Evaluating the association between obesity and discharge functional status after pediatric injury

Document Type

Journal Article

Publication Date



Journal of pediatric surgery




Childhood obesity; Functional outcomes; Injury; Trauma


BACKGROUND: Children with obesity frequently have functional impairment after critical illness. Although obesity increases morbidity risk after trauma, the association with functional outcomes in children is unknown. OBJECTIVE: To evaluate the association of weight with functional impairment at hospital discharge in children with serious injuries. METHODS: This secondary analysis of a multicenter prospective study included children <15 years old with a serious injury. Four weight groups, underweight, healthy weight, overweight, and obesity/severe obesity were defined by body mass index z-scores. The functional status scale (FSS) measured impairment across six functional domains before injury and at hospital discharge. New domain morbidity was defined as a change ≥2 points. The association between weight and functional impairment was determined using logistic regression adjusting for demographics, physiological measures, injury details, presence of a severe head injury, and physical abuse. RESULTS: Although most patients discharged with good/unchanged functional status, new domain morbidity occurred in 74 patients (17%).

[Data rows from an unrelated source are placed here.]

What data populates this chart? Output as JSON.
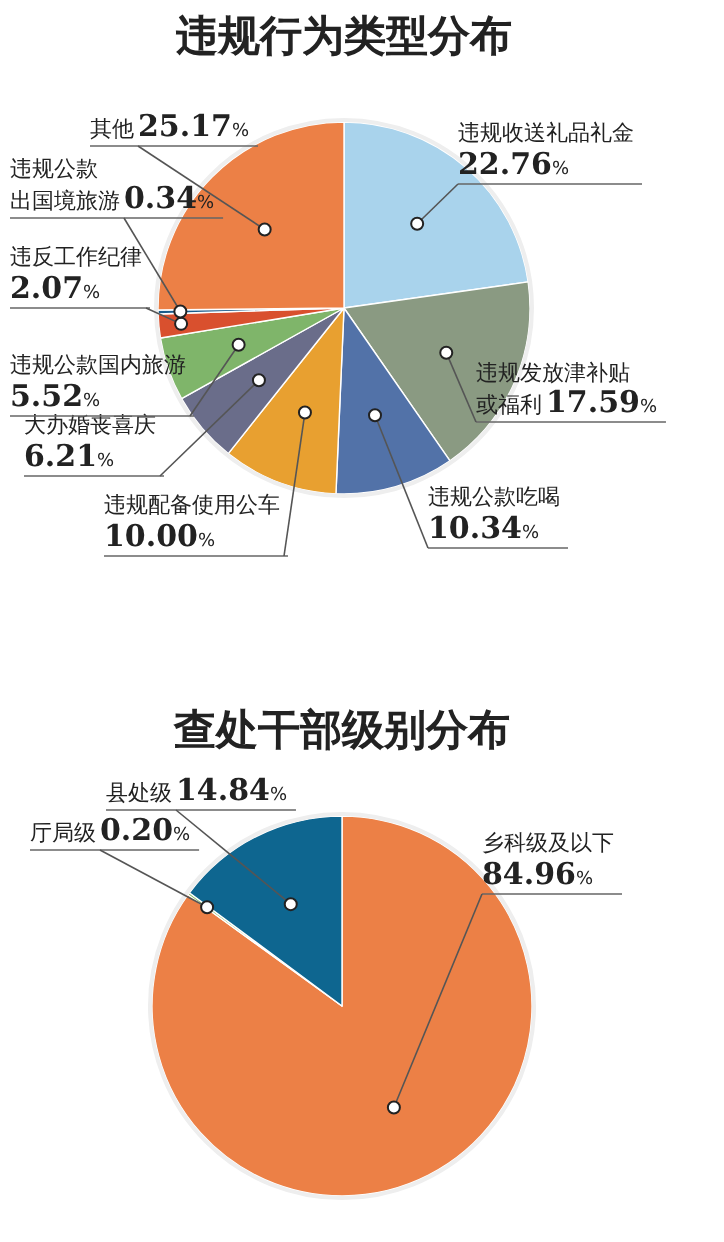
{
  "chart_data": [
    {
      "type": "pie",
      "title": "违规行为类型分布",
      "categories": [
        "违规收送礼品礼金",
        "违规发放津补贴或福利",
        "违规公款吃喝",
        "违规配备使用公车",
        "大办婚丧喜庆",
        "违规公款国内旅游",
        "违反工作纪律",
        "违规公款出国境旅游",
        "其他"
      ],
      "values": [
        22.76,
        17.59,
        10.34,
        10.0,
        6.21,
        5.52,
        2.07,
        0.34,
        25.17
      ],
      "colors": [
        "#a9d3ec",
        "#8a9a82",
        "#5272a8",
        "#e8a030",
        "#6a6d8a",
        "#7fb56a",
        "#d9502e",
        "#1a5b8a",
        "#ec8046"
      ],
      "value_labels": [
        "22.76%",
        "17.59%",
        "10.34%",
        "10.00%",
        "6.21%",
        "5.52%",
        "2.07%",
        "0.34%",
        "25.17%"
      ]
    },
    {
      "type": "pie",
      "title": "查处干部级别分布",
      "categories": [
        "乡科级及以下",
        "厅局级",
        "县处级"
      ],
      "values": [
        84.96,
        0.2,
        14.84
      ],
      "colors": [
        "#ec8046",
        "#8bbf6a",
        "#0e6690"
      ],
      "value_labels": [
        "84.96%",
        "0.20%",
        "14.84%"
      ]
    }
  ]
}
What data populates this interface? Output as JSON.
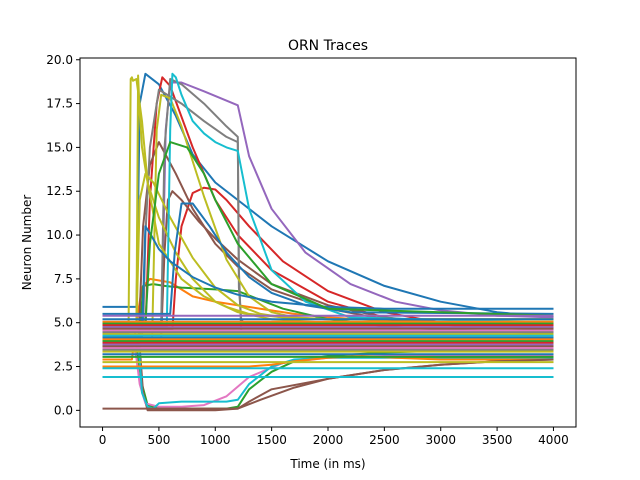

New FSS domain morbidity occurred in 13% of underweight, 14% of healthy weight, 15% of overweight, and 26% of obese/severe obese patients. Compared to healthy weight patients, those with obesity had more frequent new domain morbidity (p = 0.01), while the other weight groups had similar morbidity. However, after adjustment for confounders, weight was not associated with new functional morbidity at discharge. CONCLUSION: Patients with obesity have greater frequency of new domain morbidity after a serious injury; however, after accounting for injury characteristics, weight group is not independently associated with new functional morbidity at hospital discharge after injury in children.